Use for: Critical services where data loss or extended downtime is unacceptable.
RPO: 4 hours
RTO: < 1 hour (local)
Storage: PBS local datastore + TrueNAS ZFS replication + S3 offsite
Offsite: ✅ S3 (encrypted, immutable object lock)

Setting	Value
Schedule	Every 6 hours (00:00 / 06:00 / 12:00 / 18:00)
Retention — Keep Last	28
Retention — Keep Weekly	12
Retention — Keep Monthly	12
Retention — Keep Yearly	3
Encryption	Required (PBS client-side, AES-256)
S3 sync	After every backup job
S3 bucket policy	Versioning + Object Lock (Compliance mode, 90 days)
Verify job	After every sync
Restore tested	Monthly automated restore drill

Restore Drill Procedure:

Spin up an isolated VLAN or test namespace on Proxmox
Restore latest backup from PBS to test VM
Validate service health (HTTP check, DB query, or equivalent)
Log result in homelab runbook with timestamp
Destroy test VM and clean up

Suitable for:

Password manager (Vaultwarden)
Certificate authority and PKI data
Any VM storing financial records or irreplaceable personal documents
DNS/DHCP config that underpins the entire network
Wedding and personal photo archives

Tier Assignment Register

Work in progress

Populate this table as services are onboarded. Each service must have an explicit tier — unassigned means unprotected.
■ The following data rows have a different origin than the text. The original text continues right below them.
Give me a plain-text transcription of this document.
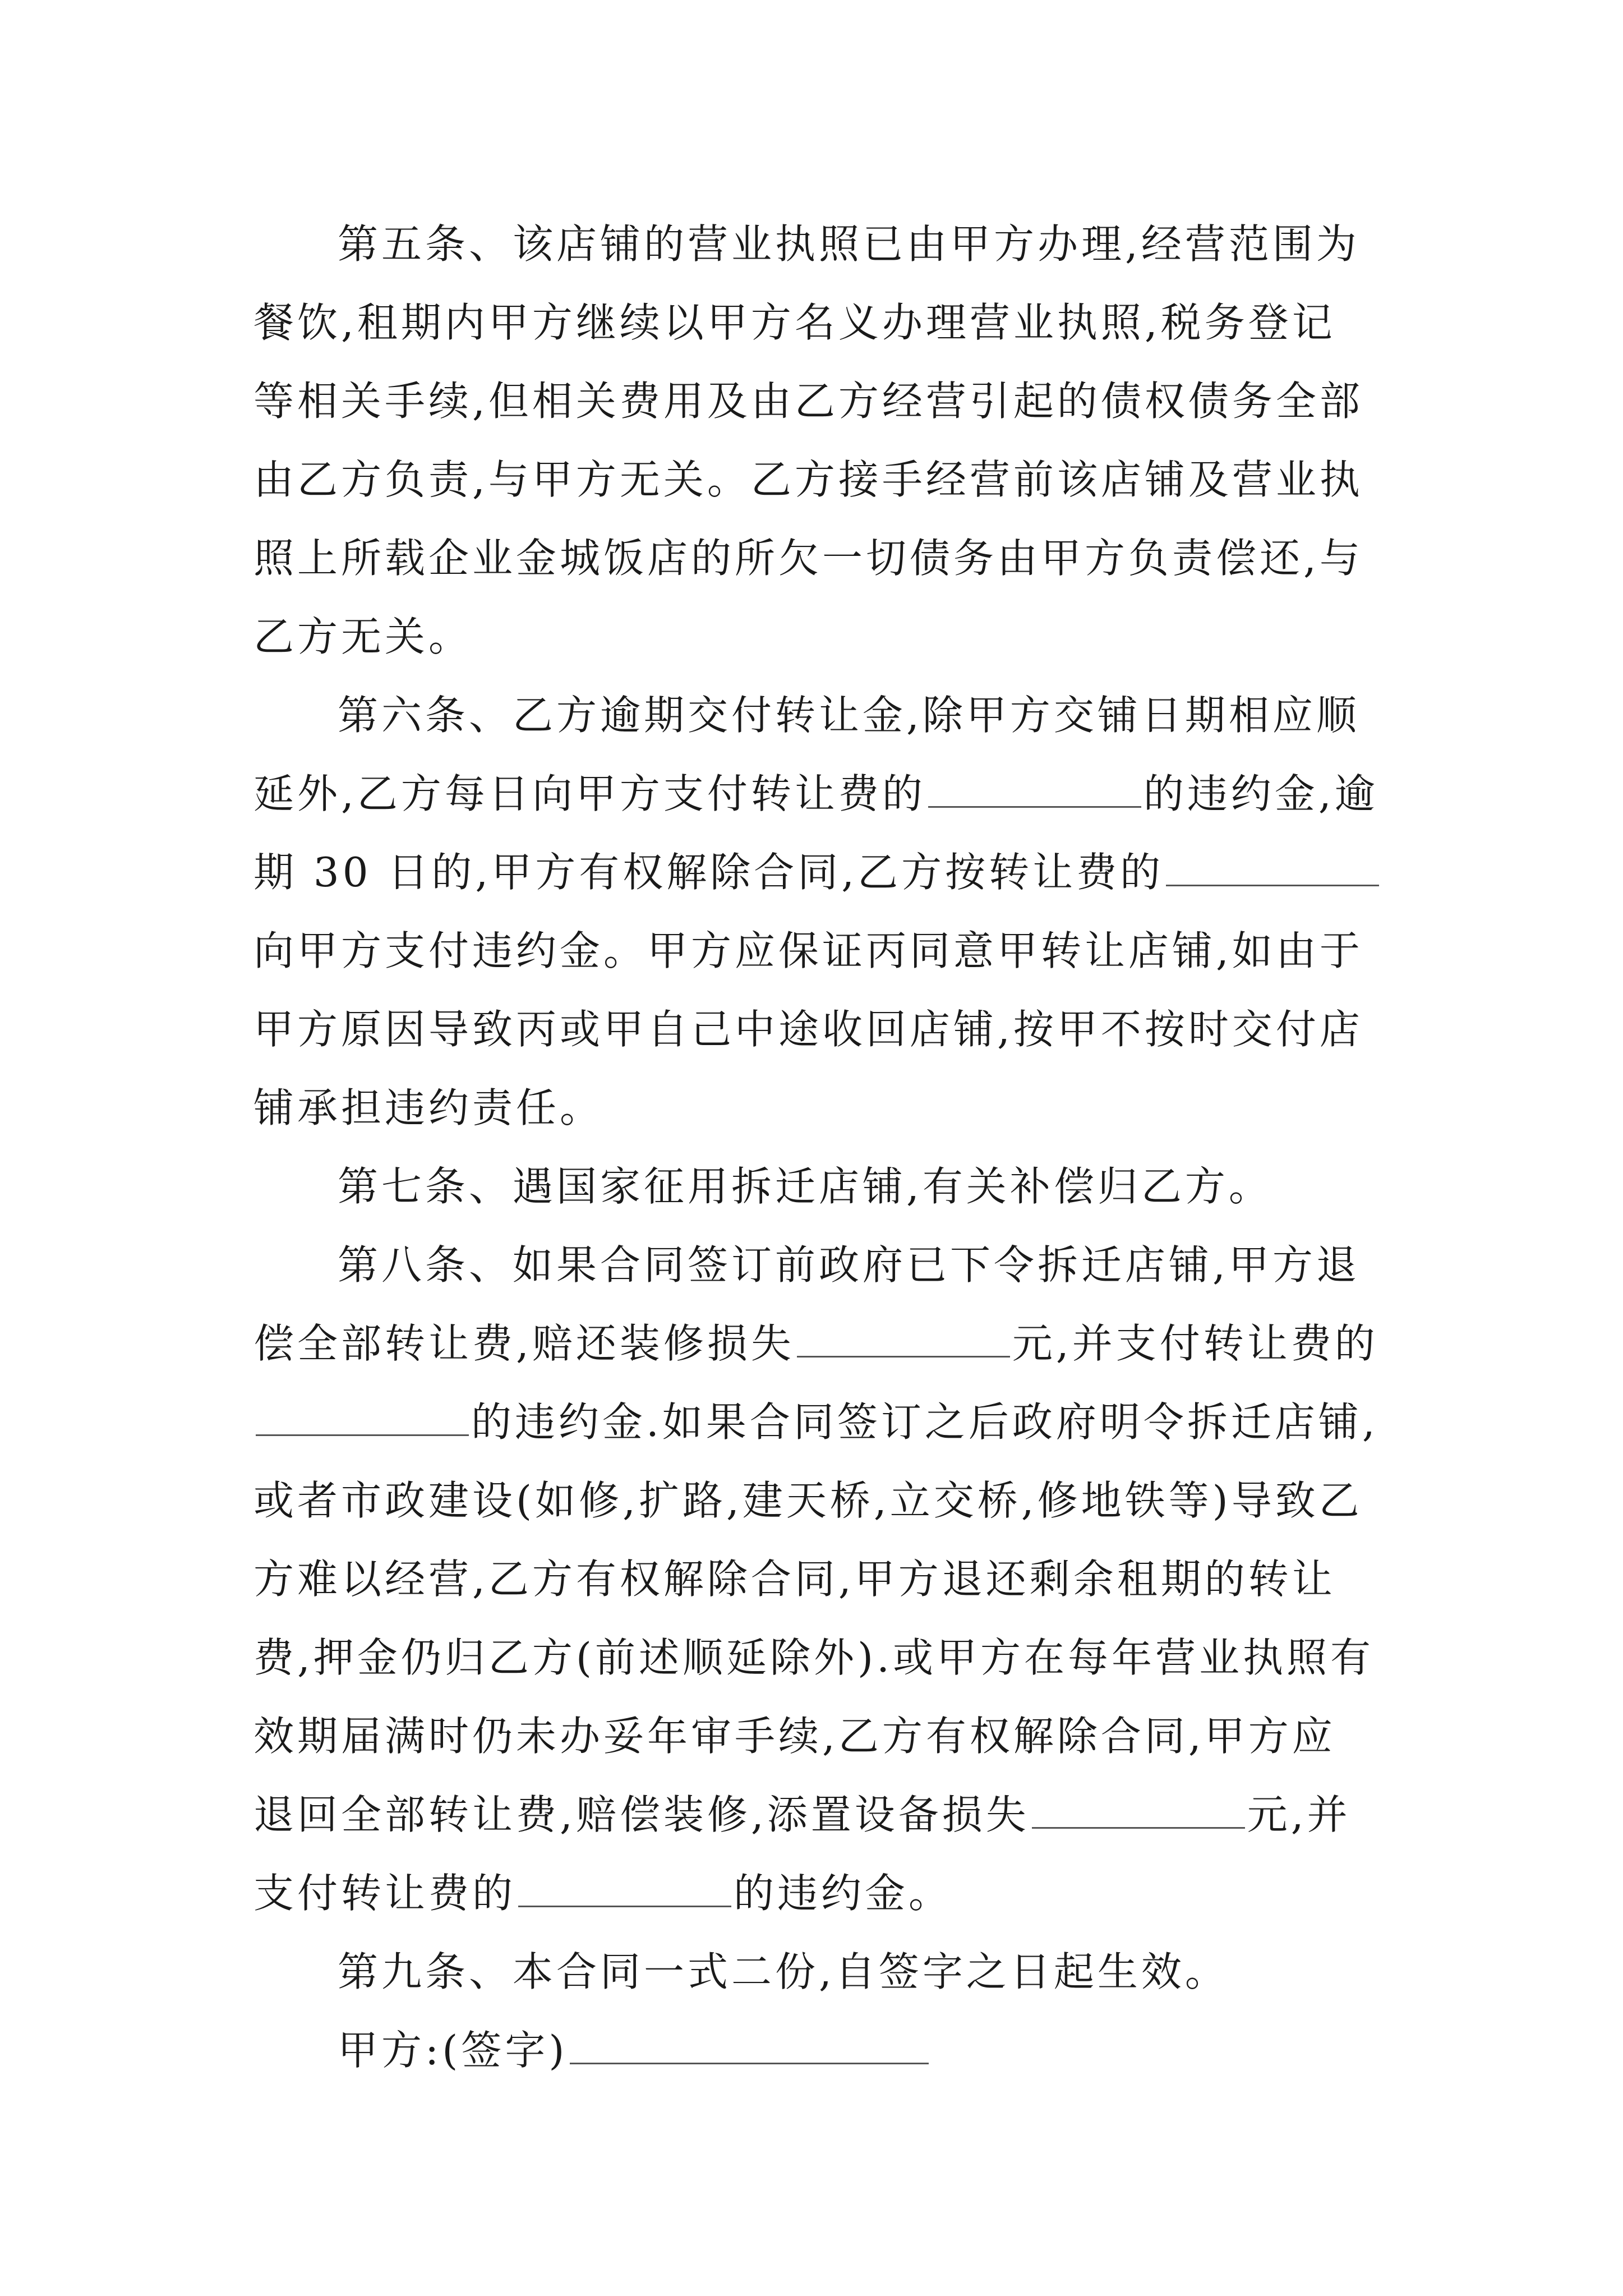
第五条、该店铺的营业执照已由甲方办理,经营范围为
餐饮,租期内甲方继续以甲方名义办理营业执照,税务登记
等相关手续,但相关费用及由乙方经营引起的债权债务全部
由乙方负责,与甲方无关。乙方接手经营前该店铺及营业执
照上所载企业金城饭店的所欠一切债务由甲方负责偿还,与
乙方无关。
第六条、乙方逾期交付转让金,除甲方交铺日期相应顺
延外,乙方每日向甲方支付转让费的	的违约金,逾
期 30 日的,甲方有权解除合同,乙方按转让费的
向甲方支付违约金。甲方应保证丙同意甲转让店铺,如由于
甲方原因导致丙或甲自己中途收回店铺,按甲不按时交付店
铺承担违约责任。
第七条、遇国家征用拆迁店铺,有关补偿归乙方。
第八条、如果合同签订前政府已下令拆迁店铺,甲方退
偿全部转让费,赔还装修损失	元,并支付转让费的
的违约金.如果合同签订之后政府明令拆迁店铺,
或者市政建设(如修,扩路,建天桥,立交桥,修地铁等)导致乙
方难以经营,乙方有权解除合同,甲方退还剩余租期的转让
费,押金仍归乙方(前述顺延除外).或甲方在每年营业执照有
效期届满时仍未办妥年审手续,乙方有权解除合同,甲方应
退回全部转让费,赔偿装修,添置设备损失	元,并
支付转让费的	的违约金。
第九条、本合同一式二份,自签字之日起生效。
甲方:(签字)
Service / Dataset	Type	Tier	Notes
Vaultwarden	VM	💎 Platinum	Password manager — zero tolerance for loss
Home Assistant	VM	🥇 Gold	State + automations irreplaceable
Authentik	VM	🥇 Gold	Auth provider for all services
TrueNAS (config)	VM	🥇 Gold	Pool config and dataset structure
TrueNAS (media)	Dataset	🥈 Silver	Re-downloadable, low urgency
MikroTik exports	File	🥇 Gold	Network would be unrecoverable without
DNS (AdGuard/etc.)	VM	🥈 Silver	Quickly reconfigurable
PBS VM itself	VM	🥇 Gold	Back up the backup server
Dev/scratch VMs	VM	🥉 Bronze	Disposable
Monitoring stack	VM	🥈 Silver	Recoverable from config-as-code

3-2-1 Compliance by Tier

A useful sanity check — the classic 3-2-1 rule states: 3 copies of data, on 2 different media types, with 1 offsite.

Tier	Copies	Media Types	Offsite	3-2-1 Compliant
🥉 Bronze	1	HDD	❌	❌
🥈 Silver	2 (PBS + ZFS snap)	HDD	❌	Partial
🥇 Gold	3 (PBS + ZFS + S3)	HDD + Object	✅	✅
💎 Platinum	3+ (PBS + ZFS + S3)	HDD + Object	✅	✅

Note on Bronze

Bronze is intentionally non-compliant. It is only appropriate for truly disposable workloads. If a Bronze service becomes important, it must be re-tiered.

Key Outstanding TODOs

Validate iSCSI datastore approach for PBS HA failover (see PBS section)
Assign tiers to all running VMs and containers
Configure S3 bucket with versioning + object lock for Gold/Platinum
Implement rclone sync job and schedule via systemd timer or cron
Write automated restore drill script for Platinum tier
Document manual recovery runbook for PBS datastore unavailability
Review PBS encryption key backup — keys must be stored independently of the PBS datastore (e.g. printed, in Vaultwarden, and in S3)